Creagh stressed Wednesday that the test results are not statistically valid because there's no guarantee homeowner-provided samples are coming from homes at higher risk. Further testing continues.

Creagh says officials are studying whether the city's pipes are being recoated with enough of a lining of phosphates to keep the lead from leaching.

The state is working to identify newer neighborhoods with no lead pipes, so those residents can potentially get the all-clear on their water sooner.

Here's who else will serve on the committee:

  • Jamie Curtis is the chairman of the Genesee County Board of Commissioners. He earned a millwright apprenticeship certificate from Mott College. Curtis is a representative of Genesee County who shall be submitted by the Genesee County Board of Commissioners.
  • Natasha Henderson is the city administrator and chief administrator officer for the city of Flint. She earned a bachelor’s degree from the University of Arkansas – Pine Bluff, and a master’s in business administration from Texas A&M University – Texarkana. Henderson is a representative of the city of Flint who shall be submitted by the mayor of the city of Flint.
  • Jim Koski retired as the Saginaw county drain commissioner, a role in which he had served from 1977 to 1980 and again in 1996 to 2011. He is a representative of Genesee County who shall be submitted by the Genesee County Board of Commissioners.
  • Lawrence Reynolds is president and CEO of the Mott Children’s Health Center. He earned a bachelor’s degree in political science from Wayne State University and a doctorate from Howard University College of Medicine. Reynolds will represent subject matter experts.
  • Laura Sullivan is a professor of mechanical engineering at Kettering University. She earned a bachelor’s degree in premedical engineering from Arizona State University, and both a master’s degree and a doctorate in materials science and engineering from the University of Texas at Arlington. Sullivan is a representative of the city of Flint who shall be submitted by the mayor of the city of Flint.
  • Mark Valacak is the health officer of the Genesee County Health Department and an instructor at the Michigan State University College of Human Medicine. He earned both a bachelor’s degree and a master’s of public health degree from the University of Michigan. Valacak is a representative of Genesee County who shall be submitted by the Genesee County Board of Commissioners.

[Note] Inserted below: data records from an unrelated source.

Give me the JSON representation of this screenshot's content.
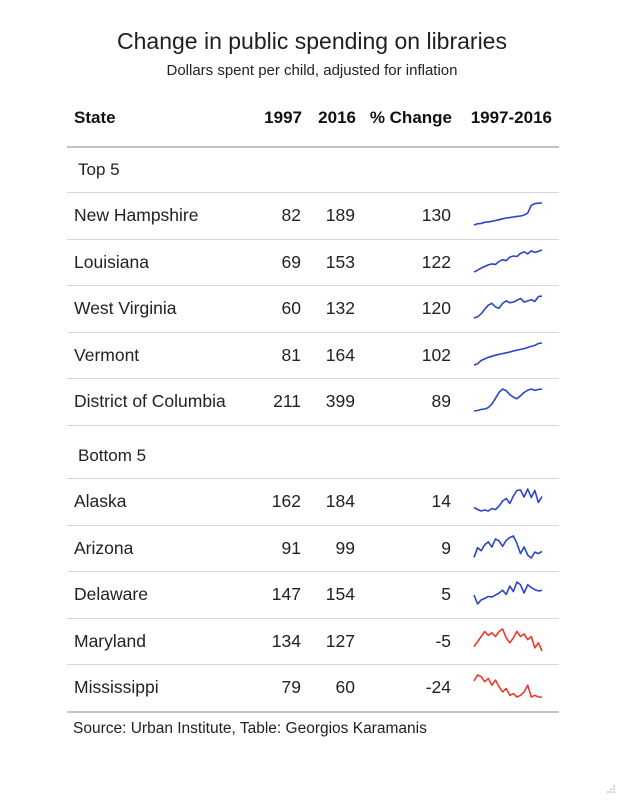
{
  "chart_data": {
    "type": "table",
    "title": "Change in public spending on libraries",
    "subtitle": "Dollars spent per child, adjusted for inflation",
    "source": "Source: Urban Institute, Table: Georgios Karamanis",
    "columns": [
      "State",
      "1997",
      "2016",
      "% Change",
      "1997-2016"
    ],
    "groups": [
      {
        "label": "Top 5",
        "rows": [
          {
            "state": "New Hampshire",
            "v1997": 82,
            "v2016": 189,
            "change": 130,
            "color": "#2a45c8",
            "spark": [
              82,
              88,
              90,
              95,
              97,
              100,
              104,
              108,
              112,
              116,
              118,
              121,
              124,
              126,
              130,
              140,
              178,
              186,
              188,
              189
            ]
          },
          {
            "state": "Louisiana",
            "v1997": 69,
            "v2016": 153,
            "change": 122,
            "color": "#2a45c8",
            "spark": [
              69,
              76,
              84,
              90,
              96,
              100,
              98,
              110,
              116,
              112,
              126,
              130,
              128,
              140,
              146,
              138,
              150,
              144,
              148,
              153
            ]
          },
          {
            "state": "West Virginia",
            "v1997": 60,
            "v2016": 132,
            "change": 120,
            "color": "#2a45c8",
            "spark": [
              60,
              64,
              74,
              88,
              102,
              108,
              96,
              92,
              108,
              116,
              110,
              112,
              118,
              124,
              112,
              116,
              120,
              114,
              130,
              132
            ]
          },
          {
            "state": "Vermont",
            "v1997": 81,
            "v2016": 164,
            "change": 102,
            "color": "#2a45c8",
            "spark": [
              81,
              86,
              98,
              104,
              110,
              114,
              118,
              121,
              124,
              127,
              130,
              134,
              137,
              140,
              143,
              147,
              151,
              155,
              162,
              164
            ]
          },
          {
            "state": "District of Columbia",
            "v1997": 211,
            "v2016": 399,
            "change": 89,
            "color": "#2a45c8",
            "spark": [
              211,
              215,
              225,
              228,
              240,
              270,
              320,
              372,
              400,
              385,
              352,
              330,
              316,
              342,
              370,
              390,
              400,
              388,
              396,
              399
            ]
          }
        ]
      },
      {
        "label": "Bottom 5",
        "rows": [
          {
            "state": "Alaska",
            "v1997": 162,
            "v2016": 184,
            "change": 14,
            "color": "#2a45c8",
            "spark": [
              162,
              158,
              155,
              157,
              155,
              160,
              158,
              165,
              175,
              180,
              170,
              185,
              196,
              197,
              183,
              199,
              182,
              196,
              172,
              184
            ]
          },
          {
            "state": "Arizona",
            "v1997": 91,
            "v2016": 99,
            "change": 9,
            "color": "#2a45c8",
            "spark": [
              91,
              104,
              100,
              108,
              112,
              105,
              116,
              113,
              106,
              114,
              118,
              120,
              110,
              96,
              105,
              94,
              90,
              98,
              96,
              99
            ]
          },
          {
            "state": "Delaware",
            "v1997": 147,
            "v2016": 154,
            "change": 5,
            "color": "#2a45c8",
            "spark": [
              147,
              134,
              140,
              142,
              145,
              144,
              147,
              150,
              154,
              148,
              160,
              152,
              166,
              162,
              150,
              162,
              158,
              155,
              153,
              154
            ]
          },
          {
            "state": "Maryland",
            "v1997": 134,
            "v2016": 127,
            "change": -5,
            "color": "#e53b2c",
            "spark": [
              134,
              142,
              150,
              158,
              152,
              156,
              150,
              158,
              162,
              148,
              140,
              148,
              158,
              150,
              154,
              145,
              150,
              132,
              140,
              127
            ]
          },
          {
            "state": "Mississippi",
            "v1997": 79,
            "v2016": 60,
            "change": -24,
            "color": "#e53b2c",
            "spark": [
              79,
              86,
              84,
              78,
              82,
              74,
              80,
              72,
              66,
              70,
              62,
              64,
              60,
              62,
              66,
              74,
              60,
              62,
              60,
              60
            ]
          }
        ]
      }
    ]
  }
}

One additional member will be named at a later date.

The following members will also serve on the Coordinating Committee:

  • Harvey Hollins, director of Office of Urban Initiatives within the Executive Office of the Governor;
  • Col. Chris Kelenske , deputy state director of Emergency Management and Homeland Security within the Michigan Department of State Police;
  • Keith Creagh, director of the Department of Environmental Quality, or his or her designee;
  • Nick Lyon, director of the Department of Health and Human Services, or his or her designee;
  • Mike Zimmer, director of the Department or Licensing and Regulatory Affairs, or his or her designee;
  • Nick Khouri, state treasurer, or his or her designee;
  • Brian Whiston, superintendent of public instruction, or his or her designee

FOX 17s Josh Sidorowicz contributed to this report.